了解点绘画的诸位,一定知道。像我国,青绿山水从唐之后才起来,人物画在此之前就很发达了。到南北朝山水勃兴,越到后来,风景画越流行。
欧洲也有这个趋势:文艺复兴初,流行的是人物或神话题材,还是以人和事件为本;越往后,风景画比重越大;19世纪中后期,除了肖像画(代替全家福拍照)之外,就是各色风景画起来了。

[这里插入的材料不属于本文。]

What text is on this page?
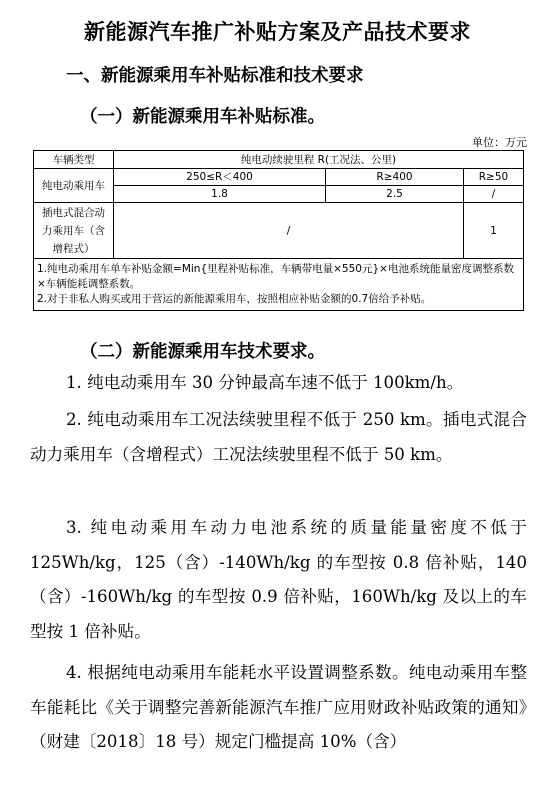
新能源汽车推广补贴方案及产品技术要求
一、新能源乘用车补贴标准和技术要求
（一）新能源乘用车补贴标准。
单位：万元
车辆类型	纯电动续驶里程 R(工况法、公里)		
纯电动乘用车	250≤R＜400	R≥400	R≥50
	1.8	2.5	/
插电式混合动力乘用车（含增程式）	/		1

1.纯电动乘用车单车补贴金额=Min{里程补贴标准，车辆带电量×550元}×电池系统能量密度调整系数×车辆能耗调整系数。
2.对于非私人购买或用于营运的新能源乘用车，按照相应补贴金额的0.7倍给予补贴。			
（二）新能源乘用车技术要求。
1. 纯电动乘用车 30 分钟最高车速不低于 100km/h。
2. 纯电动乘用车工况法续驶里程不低于 250 km。插电式混合动力乘用车（含增程式）工况法续驶里程不低于 50 km。
3. 纯电动乘用车动力电池系统的质量能量密度不低于 125Wh/kg，125（含）-140Wh/kg 的车型按 0.8 倍补贴，140（含）-160Wh/kg 的车型按 0.9 倍补贴，160Wh/kg 及以上的车型按 1 倍补贴。
4. 根据纯电动乘用车能耗水平设置调整系数。纯电动乘用车整车能耗比《关于调整完善新能源汽车推广应用财政补贴政策的通知》（财建〔2018〕18 号）规定门槛提高 10%（含）
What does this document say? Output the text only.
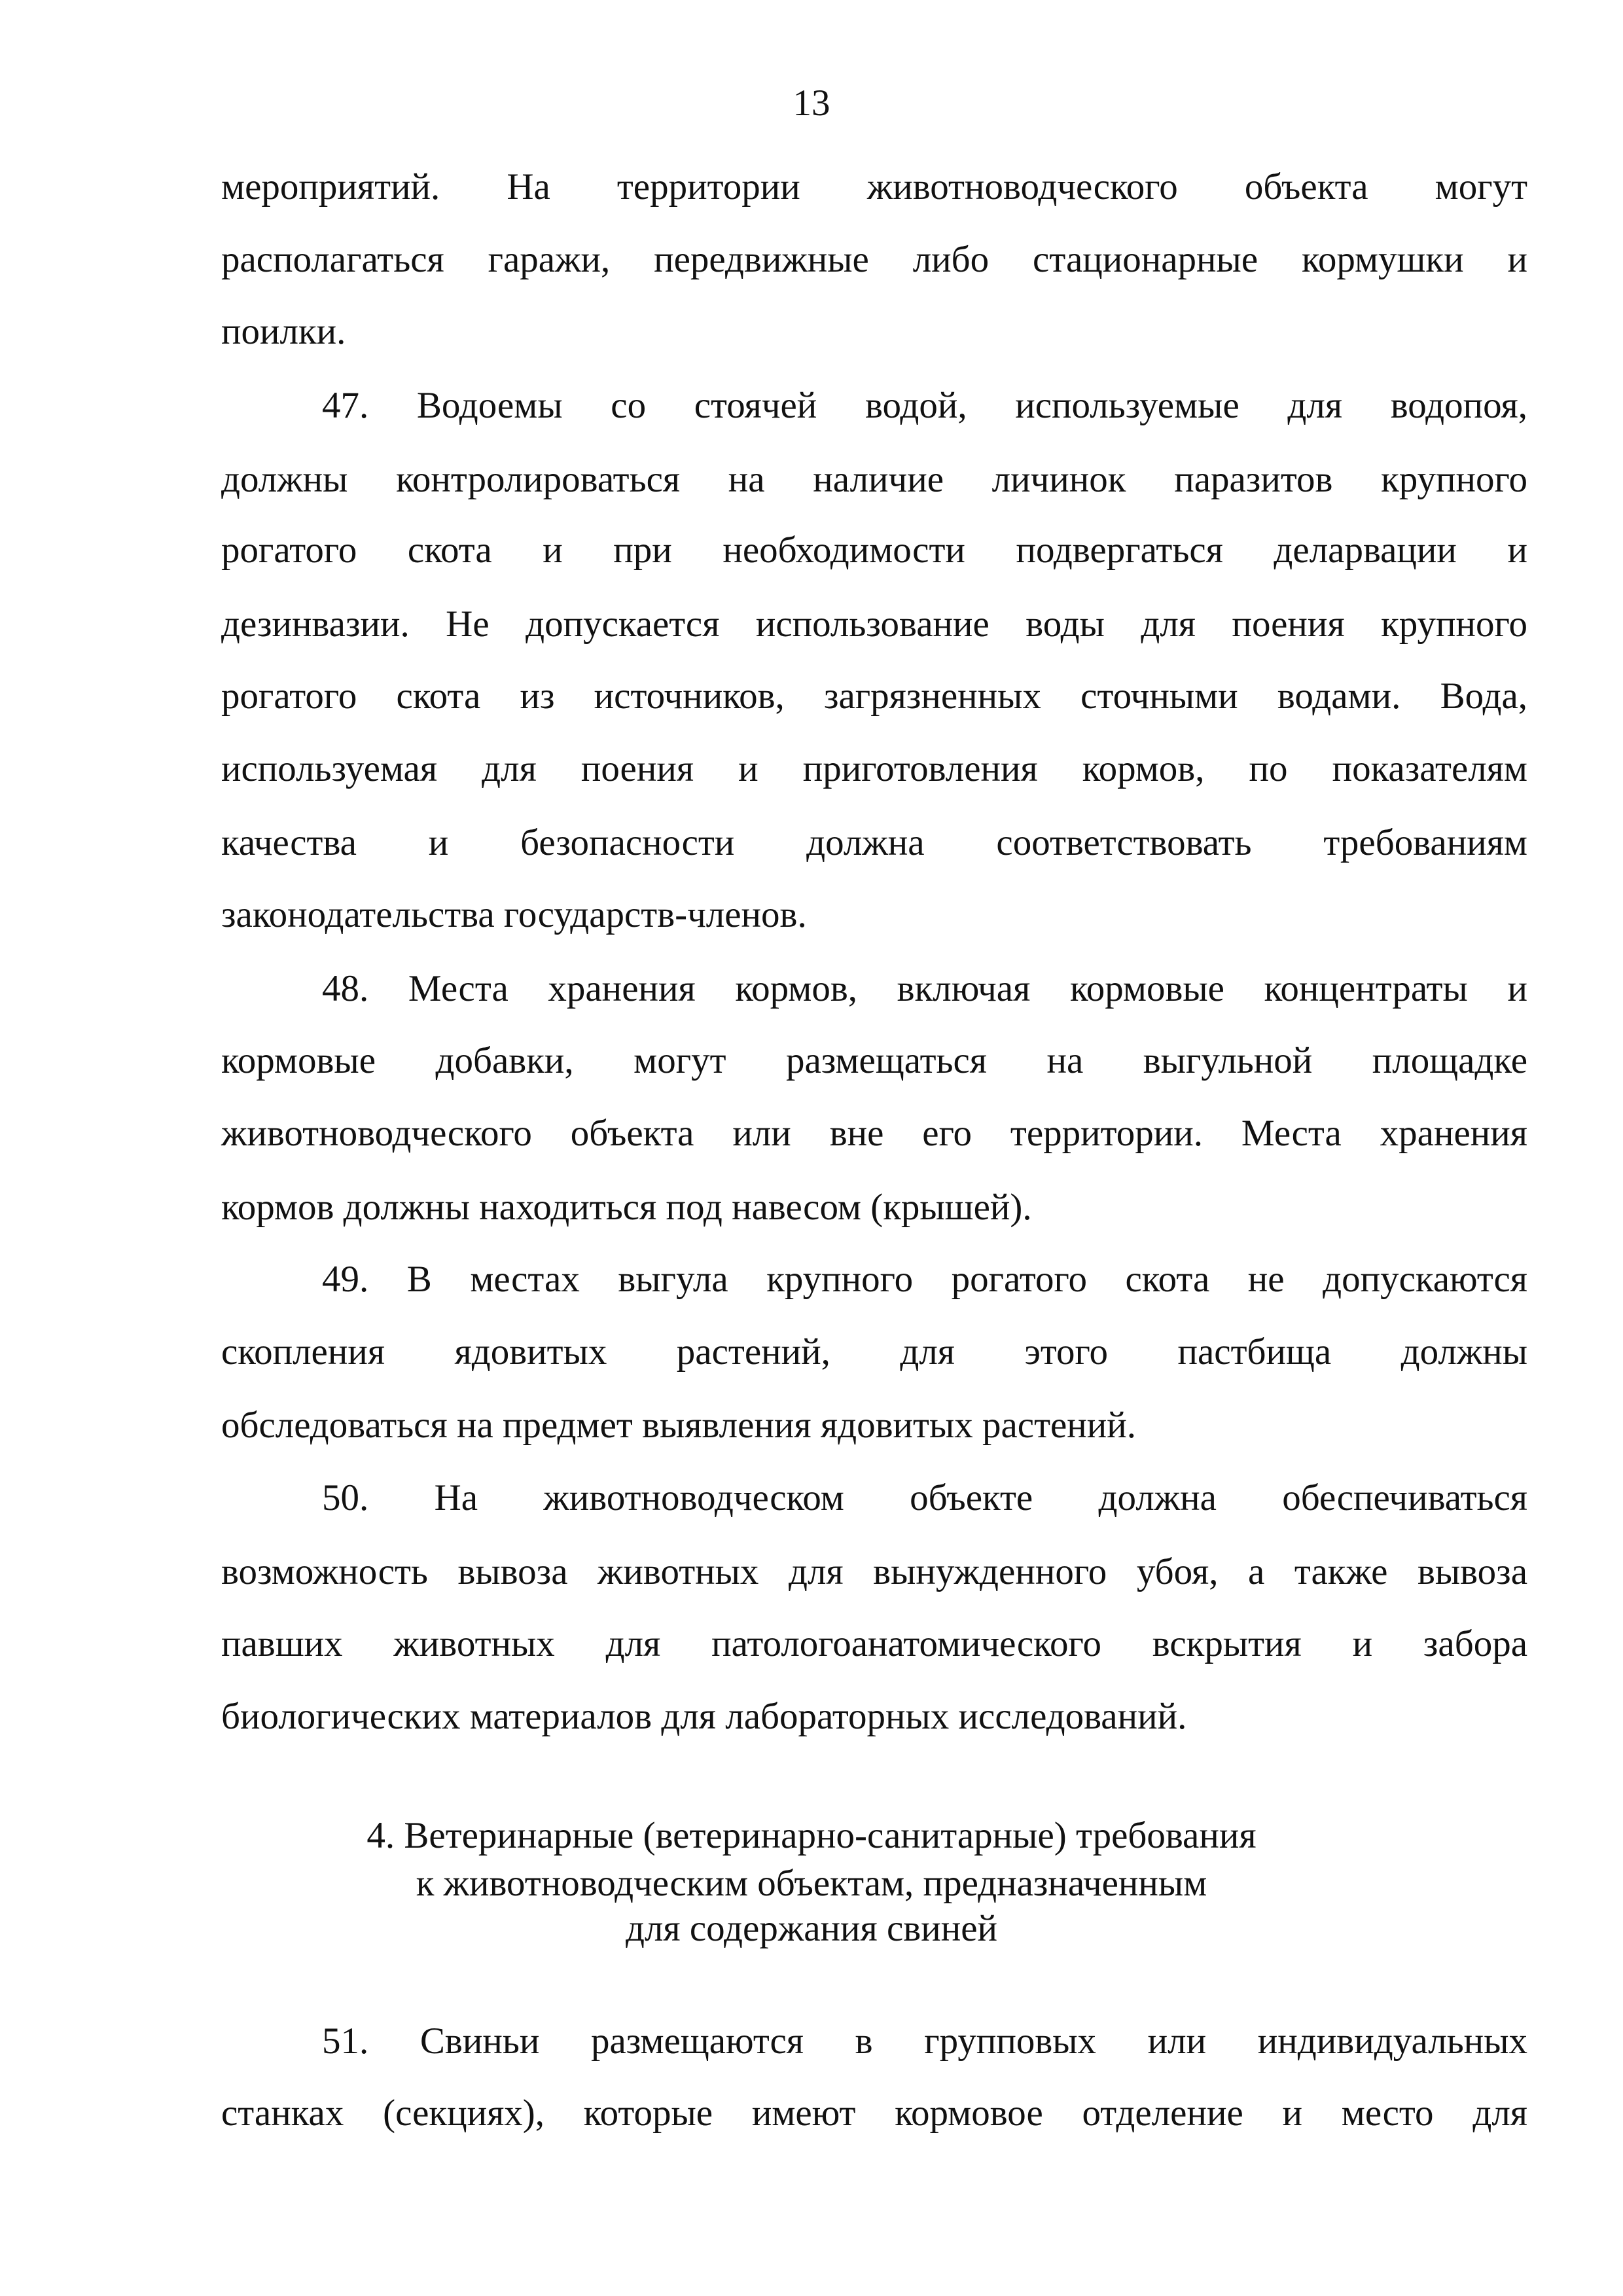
13
мероприятий. На территории животноводческого объекта могут
располагаться гаражи, передвижные либо стационарные кормушки и
поилки.
47. Водоемы со стоячей водой, используемые для водопоя,
должны контролироваться на наличие личинок паразитов крупного
рогатого скота и при необходимости подвергаться деларвации и
дезинвазии. Не допускается использование воды для поения крупного
рогатого скота из источников, загрязненных сточными водами. Вода,
используемая для поения и приготовления кормов, по показателям
качества и безопасности должна соответствовать требованиям
законодательства государств-членов.
48. Места хранения кормов, включая кормовые концентраты и
кормовые добавки, могут размещаться на выгульной площадке
животноводческого объекта или вне его территории. Места хранения
кормов должны находиться под навесом (крышей).
49. В местах выгула крупного рогатого скота не допускаются
скопления ядовитых растений, для этого пастбища должны
обследоваться на предмет выявления ядовитых растений.
50. На животноводческом объекте должна обеспечиваться
возможность вывоза животных для вынужденного убоя, а также вывоза
павших животных для патологоанатомического вскрытия и забора
биологических материалов для лабораторных исследований.
4. Ветеринарные (ветеринарно-санитарные) требования
к животноводческим объектам, предназначенным
для содержания свиней
51. Свиньи размещаются в групповых или индивидуальных
станках (секциях), которые имеют кормовое отделение и место для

用照片打比方,大概,都是从自拍肖像开始,往风景照延伸?
人都是希望先看看人像,再看看世界?
现在您打开手机相机,一般有个功能叫全景摄像。
二百年前,流行过一种玩意叫全景图:Panorama。
法国第一位全景图画家是皮埃尔·普雷沃。他画过巴黎、里昂、罗马、那不勒斯各地的全景图。城市成为了风景。
他的学生中,有一个人叫路易斯·达盖尔。
跟师父学了全景图后,他跑去搞了个西洋景剧院:用二十米宽、十四米宽的背景,制造宏大的场景。

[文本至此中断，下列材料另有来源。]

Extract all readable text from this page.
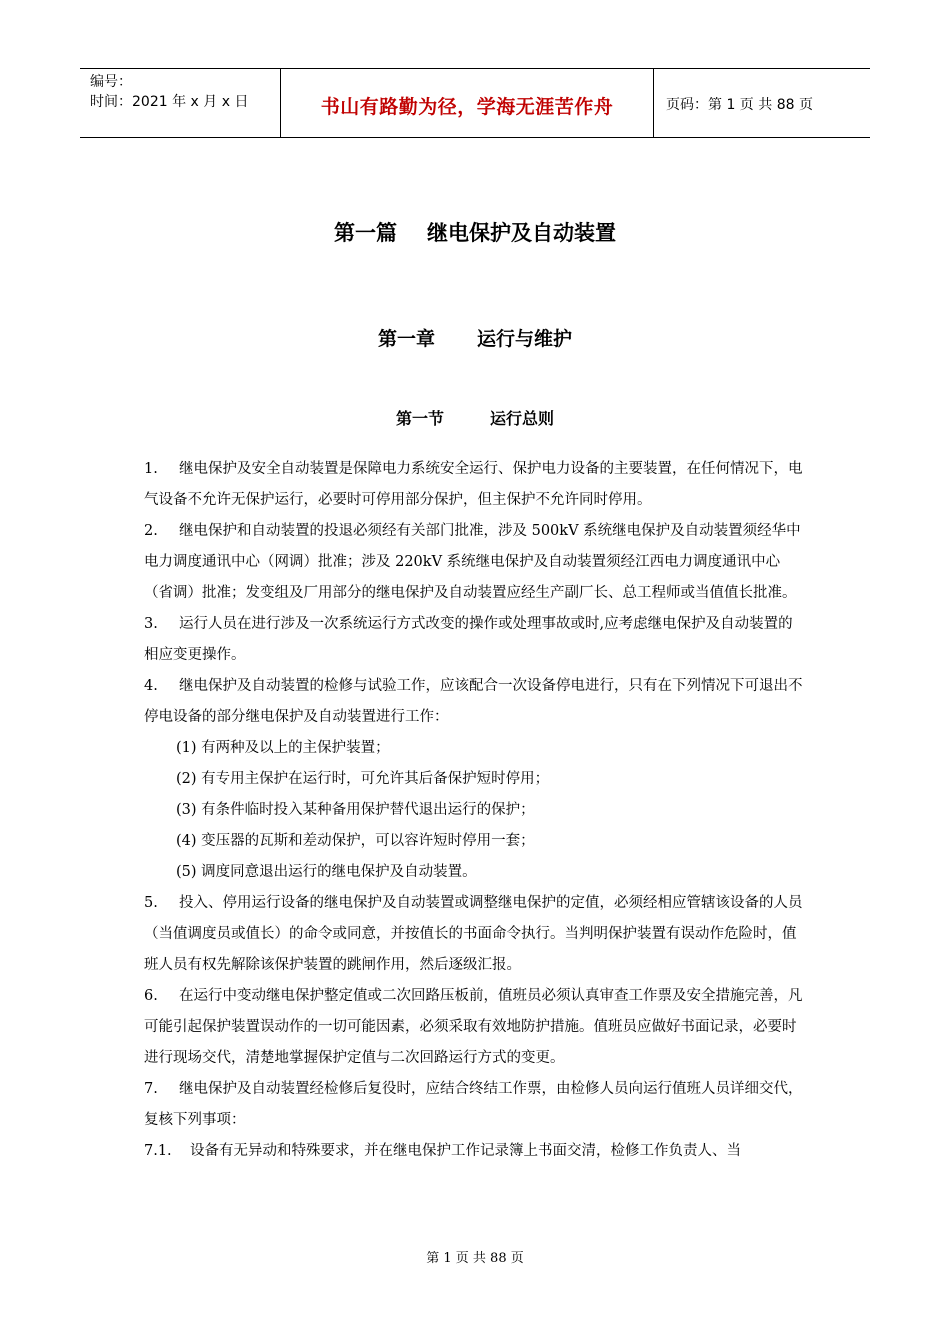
编号：
时间：2021 年 x 月 x 日	书山有路勤为径，学海无涯苦作舟	页码：第 1 页 共 88 页
第一篇 继电保护及自动装置
第一章 运行与维护
第一节	运行总则

1. 继电保护及安全自动装置是保障电力系统安全运行、保护电力设备的主要装置，在任何情况下，电气设备不允许无保护运行，必要时可停用部分保护，但主保护不允许同时停用。

2. 继电保护和自动装置的投退必须经有关部门批准，涉及 500kV 系统继电保护及自动装置须经华中电力调度通讯中心（网调）批准；涉及 220kV 系统继电保护及自动装置须经江西电力调度通讯中心（省调）批准；发变组及厂用部分的继电保护及自动装置应经生产副厂长、总工程师或当值值长批准。

3. 运行人员在进行涉及一次系统运行方式改变的操作或处理事故或时,应考虑继电保护及自动装置的相应变更操作。

4. 继电保护及自动装置的检修与试验工作，应该配合一次设备停电进行，只有在下列情况下可退出不停电设备的部分继电保护及自动装置进行工作：

(1) 有两种及以上的主保护装置；

(2) 有专用主保护在运行时，可允许其后备保护短时停用；

(3) 有条件临时投入某种备用保护替代退出运行的保护；

(4) 变压器的瓦斯和差动保护，可以容许短时停用一套；

(5) 调度同意退出运行的继电保护及自动装置。

5. 投入、停用运行设备的继电保护及自动装置或调整继电保护的定值，必须经相应管辖该设备的人员（当值调度员或值长）的命令或同意，并按值长的书面命令执行。当判明保护装置有误动作危险时，值班人员有权先解除该保护装置的跳闸作用，然后逐级汇报。

6. 在运行中变动继电保护整定值或二次回路压板前，值班员必须认真审查工作票及安全措施完善，凡可能引起保护装置误动作的一切可能因素，必须采取有效地防护措施。值班员应做好书面记录，必要时进行现场交代，清楚地掌握保护定值与二次回路运行方式的变更。

7. 继电保护及自动装置经检修后复役时，应结合终结工作票，由检修人员向运行值班人员详细交代，复核下列事项：

7.1. 设备有无异动和特殊要求，并在继电保护工作记录簿上书面交清，检修工作负责人、当

第 1 页 共 88 页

——有点像现在的3D影院,只是场景静止、背景手绘而已。当时观者如堵:大家住在城市里,可也想看看大风景啊!
大概达盖尔跟师父学懂了一件事:
人们都需要一个诗意的世界啊!全景画、西洋景,都为了让我们看世界。
再往前呢?
法国人18世纪大搞园林。当日玛丽·安托瓦内特王后的爱好之一,是把凡尔赛搞成“一个有植物掩映的起居室”。追求的不是真实,而是美丽与诗意,兼具田园牧歌的美好与生活的便利。
中国的园林,那就要求移步换景了,要求有丘壑了。小园当静观为主,大园以动观为主,但都得求诗情画意——嗯,诗意的世界。
现代的小区,当然谈不到园林景致,但大多数人都乐意有片绿地——哪怕草坪不让踩。有这么片自然的、牧歌的、理想的美景,感觉好多了。
当日大观园好了一部分,贾政拉贾宝玉和众清客去逛山水,还要题名字。这是富贵闲人们营造理想世界的方式。
《西游记》和《水浒传》里,经常有风景赞。
前者如:
“千峰开戟,万仞开屏。日映岚光轻锁翠,雨收黛色冷含青。枯藤缠老树,古渡界幽程。奇花瑞草,修竹乔松。修竹乔松,万载常青欺福地;奇花瑞草,四时不谢赛蓬瀛。幽鸟啼声近,源泉响溜清。重重谷壑芝兰绕,处处巉崖苔藓生。起伏峦头龙脉好,必有高人隐姓名。”
后者如:
“前通官道,后靠溪冈。一周遭青缕如烟,四下里绿阴似染。转屋角牛羊满地,打麦场鹅鸭成群。田园广野,负佣庄客有千人;家眷轩昂,女使儿童难计数。正是家有余粮鸡犬饱,户多书籍子孙贤。”
这是没视频没照片的时代,只能靠口说。
如果您注意到,《西游》和《水浒》都有大量旅行场景的话,嗯,没错:
旅行小说探索未知,是小说的一大门类。
唐传奇许多故事,都是描写人出门旅行。《聊斋》许多故事,也发生在路上。欧洲则有许多骑士小说,骑士出门,借宿磨坊城堡、邂逅贵族夫人、干掉怪龙——多少RPG游戏都是这个题材起来的。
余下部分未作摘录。